Donato focused his search on mature players directly out of prep schools, rather than junior hockey. His first powerhouse recruiting class enrolled last fall and made an immediate impact.
As freshmen, defenseman Patrick McNally, forward Colin Blackwell (North Andover, Mass.) and goaltender Steve Michalek (Glastonbury, Conn.) logged major minutes, filling valuable roles for an improving squad. McNally played the point on the top power-play unit in the nation, becoming one of the top scoring defensemen (six goals, 22 assists) in the nation. By championship weekend, Blackwell had earned a spot on the top line with Killorn and Marshall Everson. Michalek split time with Raphael Girard in goal, earning All-Ivy League second-team honors.
Donato added seven more potential contributors in this year’s group of incoming freshmen. The class is headlined by forward Jimmy Vesey (North Reading, Mass.), a third-round pick of this year’s NHL draft by the Nashville Predators; and forward Brian Hart (Cumberland, Maine), a second-round pick in this year’s NHL draft by the Tampa Bay Lightning.
“At schools like (Boston University) and (Boston College),” Donato said, “they have great classes year after year. They’re able to absorb injuries, departures, guys going pro. We feel that the future is bright, but a lot of hard work has to take place.”
|Defenseman Danny Biega had 35 points in 34 games last season for Harvard. (Photo: Gil Talbot)|
As excited as Donato is about this year’s crop of freshmen, he is quick to note that this season’s team will go only as far as its upperclassmen takes it. The most important piece of the puzzle likely will be returning All-America selection Danny Biega, who keyed Harvard’s power play last season along with Killorn. Late last season, Donato credited Killorn and Biega for stabilizing the team as the talented freshmen got acclimated.
The Crimson, who finished 13-10-11, also experienced some inconsistent play in net.

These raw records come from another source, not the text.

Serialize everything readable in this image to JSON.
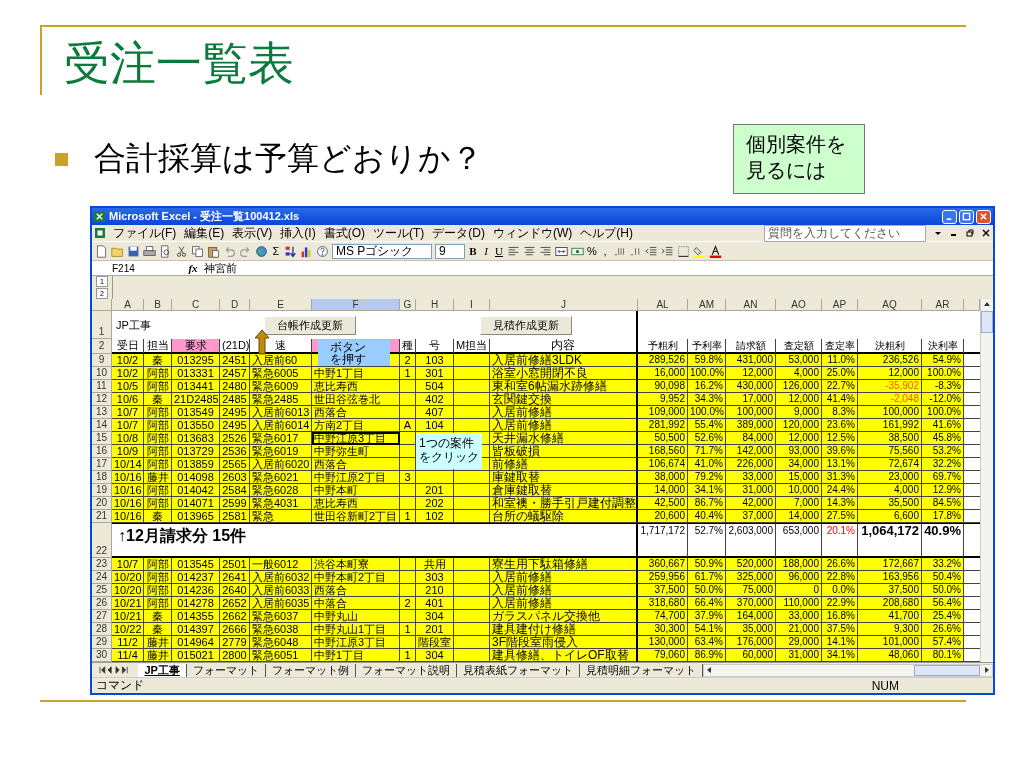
{
  "slide": {
    "title": "受注一覧表",
    "bullet": "合計採算は予算どおりか？",
    "note": "個別案件を見るには"
  },
  "window": {
    "title": "Microsoft Excel - 受注一覧100412.xls"
  },
  "menu": [
    "ファイル(F)",
    "編集(E)",
    "表示(V)",
    "挿入(I)",
    "書式(O)",
    "ツール(T)",
    "データ(D)",
    "ウィンドウ(W)",
    "ヘルプ(H)"
  ],
  "help_box": {
    "placeholder": "質問を入力してください"
  },
  "toolbar": {
    "sum": "Σ",
    "font": "MS Pゴシック",
    "size": "9",
    "format_buttons": [
      "B",
      "I",
      "U"
    ],
    "number_buttons": [
      "%",
      ","
    ]
  },
  "formula_bar": {
    "name_box": "F214",
    "fx": "fx",
    "value": "神宮前"
  },
  "outline_levels": [
    "1",
    "2"
  ],
  "columns": [
    {
      "label": "A",
      "selected": false
    },
    {
      "label": "B",
      "selected": false
    },
    {
      "label": "C",
      "selected": false
    },
    {
      "label": "D",
      "selected": false
    },
    {
      "label": "E",
      "selected": false
    },
    {
      "label": "F",
      "selected": true
    },
    {
      "label": "G",
      "selected": false
    },
    {
      "label": "H",
      "selected": false
    },
    {
      "label": "I",
      "selected": false
    },
    {
      "label": "J",
      "selected": false
    },
    {
      "label": "AL",
      "selected": false
    },
    {
      "label": "AM",
      "selected": false
    },
    {
      "label": "AN",
      "selected": false
    },
    {
      "label": "AO",
      "selected": false
    },
    {
      "label": "AP",
      "selected": false
    },
    {
      "label": "AQ",
      "selected": false
    },
    {
      "label": "AR",
      "selected": false
    }
  ],
  "row1": {
    "row": "1",
    "label": "JP工事",
    "buttons": [
      "台帳作成更新",
      "見積作成更新"
    ]
  },
  "header": {
    "row": "2",
    "cells": [
      {
        "text": "受日",
        "highlighted": false
      },
      {
        "text": "担当",
        "highlighted": false
      },
      {
        "text": "要求",
        "highlighted": true
      },
      {
        "text": "(21D)",
        "highlighted": false
      },
      {
        "text": "速",
        "highlighted": false
      },
      {
        "text": null,
        "highlighted": true
      },
      {
        "text": "種",
        "highlighted": false
      },
      {
        "text": "号",
        "highlighted": false
      },
      {
        "text": "M担当",
        "highlighted": false
      },
      {
        "text": "内容",
        "highlighted": false
      },
      {
        "text": "予粗利",
        "highlighted": false
      },
      {
        "text": "予利率",
        "highlighted": false
      },
      {
        "text": "請求額",
        "highlighted": false
      },
      {
        "text": "査定額",
        "highlighted": false
      },
      {
        "text": "査定率",
        "highlighted": false
      },
      {
        "text": "決粗利",
        "highlighted": false
      },
      {
        "text": "決利率",
        "highlighted": false
      }
    ]
  },
  "rows": [
    {
      "kind": "data",
      "row": "9",
      "cells": [
        "10/2",
        "秦",
        "013295",
        "2451",
        "入居前60",
        null,
        "2",
        "103",
        null,
        "入居前修繕3LDK",
        "289,526",
        "59.8%",
        "431,000",
        "53,000",
        "11.0%",
        "236,526",
        "54.9%"
      ]
    },
    {
      "kind": "data",
      "row": "10",
      "cells": [
        "10/2",
        "阿部",
        "013331",
        "2457",
        "緊急6005",
        "中野1丁目",
        "1",
        "301",
        null,
        "浴室小窓開閉不良",
        "16,000",
        "100.0%",
        "12,000",
        "4,000",
        "25.0%",
        "12,000",
        "100.0%"
      ]
    },
    {
      "kind": "data",
      "row": "11",
      "cells": [
        "10/5",
        "阿部",
        "013441",
        "2480",
        "緊急6009",
        "恵比寿西",
        null,
        "504",
        null,
        "東和室6帖漏水跡修繕",
        "90,098",
        "16.2%",
        "430,000",
        "126,000",
        "22.7%",
        {
          "text": "-35,902",
          "warn": true
        },
        "-8.3%"
      ]
    },
    {
      "kind": "data",
      "row": "12",
      "cells": [
        "10/6",
        "秦",
        "21D2485",
        "2485",
        "緊急2485",
        "世田谷弦巻北",
        null,
        "402",
        null,
        "玄関鍵交換",
        "9,952",
        "34.3%",
        "17,000",
        "12,000",
        "41.4%",
        {
          "text": "-2,048",
          "warn": true
        },
        "-12.0%"
      ]
    },
    {
      "kind": "data",
      "row": "13",
      "cells": [
        "10/7",
        "阿部",
        "013549",
        "2495",
        "入居前6013",
        "西落合",
        null,
        "407",
        null,
        "入居前修繕",
        "109,000",
        "100.0%",
        "100,000",
        "9,000",
        "8.3%",
        "100,000",
        "100.0%"
      ]
    },
    {
      "kind": "data",
      "row": "14",
      "cells": [
        "10/7",
        "阿部",
        "013550",
        "2495",
        "入居前6014",
        "方南2丁目",
        "A",
        "104",
        null,
        "入居前修繕",
        "281,992",
        "55.4%",
        "389,000",
        "120,000",
        "23.6%",
        "161,992",
        "41.6%"
      ]
    },
    {
      "kind": "data",
      "row": "15",
      "cells": [
        "10/8",
        "阿部",
        "013683",
        "2526",
        "緊急6017",
        {
          "text": "中野江原3丁目",
          "active": true
        },
        null,
        null,
        null,
        "天井漏水修繕",
        "50,500",
        "52.6%",
        "84,000",
        "12,000",
        "12.5%",
        "38,500",
        "45.8%"
      ]
    },
    {
      "kind": "data",
      "row": "16",
      "cells": [
        "10/9",
        "阿部",
        "013729",
        "2536",
        "緊急6019",
        "中野弥生町",
        null,
        null,
        null,
        "皆板破損",
        "168,560",
        "71.7%",
        "142,000",
        "93,000",
        "39.6%",
        "75,560",
        "53.2%"
      ]
    },
    {
      "kind": "data",
      "row": "17",
      "cells": [
        "10/14",
        "阿部",
        "013859",
        "2565",
        "入居前6020",
        "西落合",
        null,
        null,
        null,
        "前修繕",
        "106,674",
        "41.0%",
        "226,000",
        "34,000",
        "13.1%",
        "72,674",
        "32.2%"
      ]
    },
    {
      "kind": "data",
      "row": "18",
      "cells": [
        "10/16",
        "藤井",
        "014098",
        "2603",
        "緊急6021",
        "中野江原2丁目",
        "3",
        null,
        null,
        "庫鍵取替",
        "38,000",
        "79.2%",
        "33,000",
        "15,000",
        "31.3%",
        "23,000",
        "69.7%"
      ]
    },
    {
      "kind": "data",
      "row": "19",
      "cells": [
        "10/16",
        "阿部",
        "014042",
        "2584",
        "緊急6028",
        "中野本町",
        null,
        "201",
        null,
        "倉庫鍵取替",
        "14,000",
        "34.1%",
        "31,000",
        "10,000",
        "24.4%",
        "4,000",
        "12.9%"
      ]
    },
    {
      "kind": "data",
      "row": "20",
      "cells": [
        "10/16",
        "阿部",
        "014071",
        "2599",
        "緊急4031",
        "恵比寿西",
        null,
        "202",
        null,
        "和室襖・勝手引戸建付調整",
        "42,500",
        "86.7%",
        "42,000",
        "7,000",
        "14.3%",
        "35,500",
        "84.5%"
      ]
    },
    {
      "kind": "data",
      "row": "21",
      "cells": [
        "10/16",
        "秦",
        "013965",
        "2581",
        "緊急",
        "世田谷新町2丁目",
        "1",
        "102",
        null,
        "台所の蟻駆除",
        "20,600",
        "40.4%",
        "37,000",
        "14,000",
        "27.5%",
        "6,600",
        "17.8%"
      ]
    },
    {
      "kind": "total",
      "row": "22",
      "label": "↑12月請求分 15件",
      "cells": [
        "1,717,172",
        "52.7%",
        "2,603,000",
        "653,000",
        {
          "text": "20.1%",
          "warn": true
        },
        {
          "text": "1,064,172",
          "bold": true
        },
        {
          "text": "40.9%",
          "bold": true
        }
      ]
    },
    {
      "kind": "data",
      "row": "23",
      "cells": [
        "10/7",
        "阿部",
        "013545",
        "2501",
        "一般6012",
        "渋谷本町寮",
        null,
        "共用",
        null,
        "寮生用下駄箱修繕",
        "360,667",
        "50.9%",
        "520,000",
        "188,000",
        "26.6%",
        "172,667",
        "33.2%"
      ]
    },
    {
      "kind": "data",
      "row": "24",
      "cells": [
        "10/20",
        "阿部",
        "014237",
        "2641",
        "入居前6032",
        "中野本町2丁目",
        null,
        "303",
        null,
        "入居前修繕",
        "259,956",
        "61.7%",
        "325,000",
        "96,000",
        "22.8%",
        "163,956",
        "50.4%"
      ]
    },
    {
      "kind": "data",
      "row": "25",
      "cells": [
        "10/20",
        "阿部",
        "014236",
        "2640",
        "入居前6033",
        "西落合",
        null,
        "210",
        null,
        "入居前修繕",
        "37,500",
        "50.0%",
        "75,000",
        "0",
        "0.0%",
        "37,500",
        "50.0%"
      ]
    },
    {
      "kind": "data",
      "row": "26",
      "cells": [
        "10/21",
        "阿部",
        "014278",
        "2652",
        "入居前6035",
        "中落合",
        "2",
        "401",
        null,
        "入居前修繕",
        "318,680",
        "66.4%",
        "370,000",
        "110,000",
        "22.9%",
        "208,680",
        "56.4%"
      ]
    },
    {
      "kind": "data",
      "row": "27",
      "cells": [
        "10/21",
        "秦",
        "014355",
        "2662",
        "緊急6037",
        "中野丸山",
        null,
        "304",
        null,
        "ガラスパネル交換他",
        "74,700",
        "37.9%",
        "164,000",
        "33,000",
        "16.8%",
        "41,700",
        "25.4%"
      ]
    },
    {
      "kind": "data",
      "row": "28",
      "cells": [
        "10/22",
        "秦",
        "014397",
        "2666",
        "緊急6038",
        "中野丸山1丁目",
        "1",
        "201",
        null,
        "建具建付け修繕",
        "30,300",
        "54.1%",
        "35,000",
        "21,000",
        "37.5%",
        "9,300",
        "26.6%"
      ]
    },
    {
      "kind": "data",
      "row": "29",
      "cells": [
        "11/2",
        "藤井",
        "014964",
        "2779",
        "緊急6048",
        "中野江原3丁目",
        null,
        "階段室",
        null,
        "3F階段室雨侵入",
        "130,000",
        "63.4%",
        "176,000",
        "29,000",
        "14.1%",
        "101,000",
        "57.4%"
      ]
    },
    {
      "kind": "data",
      "row": "30",
      "cells": [
        "11/4",
        "藤井",
        "015021",
        "2800",
        "緊急6051",
        "中野1丁目",
        "1",
        "304",
        null,
        "建具修繕、トイレOF取替",
        "79,060",
        "86.9%",
        "60,000",
        "31,000",
        "34.1%",
        "48,060",
        "80.1%"
      ]
    }
  ],
  "callouts": [
    {
      "text": "ボタンを押す",
      "color": "#99ccff"
    },
    {
      "text": "1つの案件をクリック",
      "color": "#ccffff"
    }
  ],
  "sheet_tabs": [
    {
      "label": "JP工事",
      "selected": true
    },
    {
      "label": "フォーマット",
      "selected": false
    },
    {
      "label": "フォーマット例",
      "selected": false
    },
    {
      "label": "フォーマット説明",
      "selected": false
    },
    {
      "label": "見積表紙フォーマット",
      "selected": false
    },
    {
      "label": "見積明細フォーマット",
      "selected": false
    }
  ],
  "status_bar": {
    "mode": "コマンド",
    "num": "NUM"
  }
}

Goaltending is not expected to be an issue this season, after Girard emerged last February. Girard entered last season in competition with Michalek for the starting goaltending position. The freshman, Michalek, beat out the sophomore, Girard, but neither player ran away with the job until after the Beanpot. That’s when Girard caught fire, logging a 3-0-2 record and 1.75 goals-against average in seven appearances in February. He was named ECAC Goaltender of the Month.
Morrison, who tore the meniscus in his knee, and Rempel, who had compartment syndrome in his thigh, eventually returned, although Morrison didn’t debut until the postseason. But neither played to the form they showed the year before when Rempel was named the team’s Most Improved Player, and Morrison tallied 19 points as a sophomore.
“It was definitely a new position not being on the ice, but it challenged us to contribute to the locker room presence,” Rempel said. “Based on the way the team was playing, we couldn’t do anything but stay positive.”
Rempel and Morrison will join Biega in a strong senior class, which also includes two of power-play standouts: Everson (13 goals, 20 assists) and Alex Fallstrom (13 goals, 12 assists). By the ECAC Hockey tournament, when Harvard played as the No. 3 seed, the majority of last season’s ice time went to players from this year’s senior class.
Harvard opened with a best-of-three series victory over rival Yale. The Crimson then posted the upset of the tournament by shocking second-seed Cornell in the semifinal. Had the championship game against Union ended 15 minutes earlier, Harvard would have secured its first NCAA appearance since 2006.
“The one thing our team learned last season,” Biega said, “is how important every game is. I didn’t realize that in the two years before that. It’s such an advantage to get a bye and have rest for the tournament. That’s the difference between having a good year and a great year. It decides who goes to the finals. This year, we’ll have strong focus for each individual game.”